Bright but windy conditions, matched with typically lower weekend demand, allowed renewables and low carbon sources to generate a significant percentage of the UK’s power.
MyGridGB, which monitors the sources of British electricity demand, confirmed that at one point yesterday more than 80% of the UK’s power was sourced directly from low carbon generators.
And National Grid’s control room confirmed in a Tweet sent earlier today that strong solar, wind and nuclear generation was aided by biomass, hydro, pumped storage and imports.
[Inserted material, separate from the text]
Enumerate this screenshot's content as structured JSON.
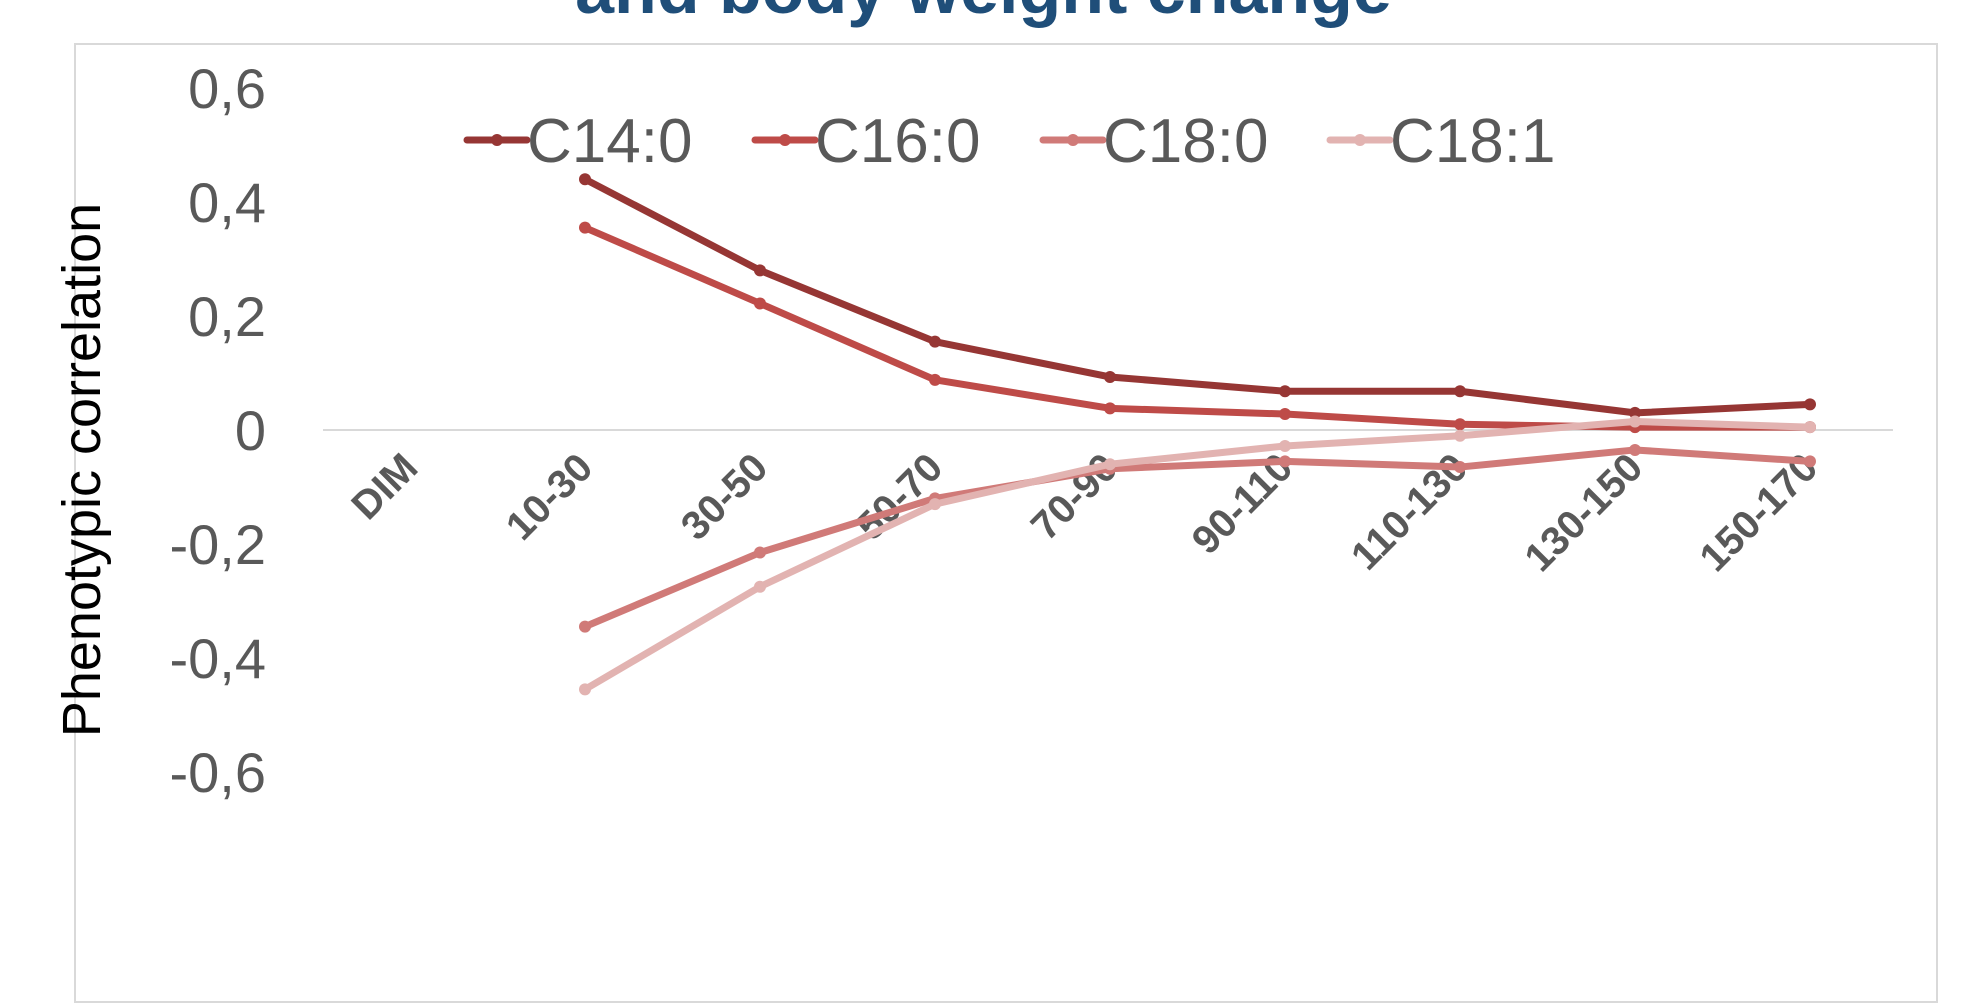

This resulted in “record low” carbon intensity of around 90g CO2/kWh.
Large amounts of wind, solar, and nuclear today pushed GB #carbon intensity to record lows of around 90 gCO₂/kWh— NG Control Room (@NGControlRoom) June 11, 2017
That carbon intensity figure falls in line with targets established within the fifth carbon budget, recommended by the Committee on Climate Change in 2015 and legislated for last year by then-energy secretary Amber Rudd.
The fifth carbon budget has established target carbon emissions of 1,765MT of CO2e for the period 2028 to 2032. This roughly extrapolates to power sector emissions of between 50 and 100g CO2/kWh.
But while that record low of 90g CO2 is within those targets, MyGridGB confirmed that the average emissions for the last seven days equated to around 187g, indicating that there is still work to be done.
And this is more apparent when it is taken into consideration that weather conditions have been prime for renewables generation of late, resulting in new records for both solar and wider-encompassing renewables generation being set in recent weeks.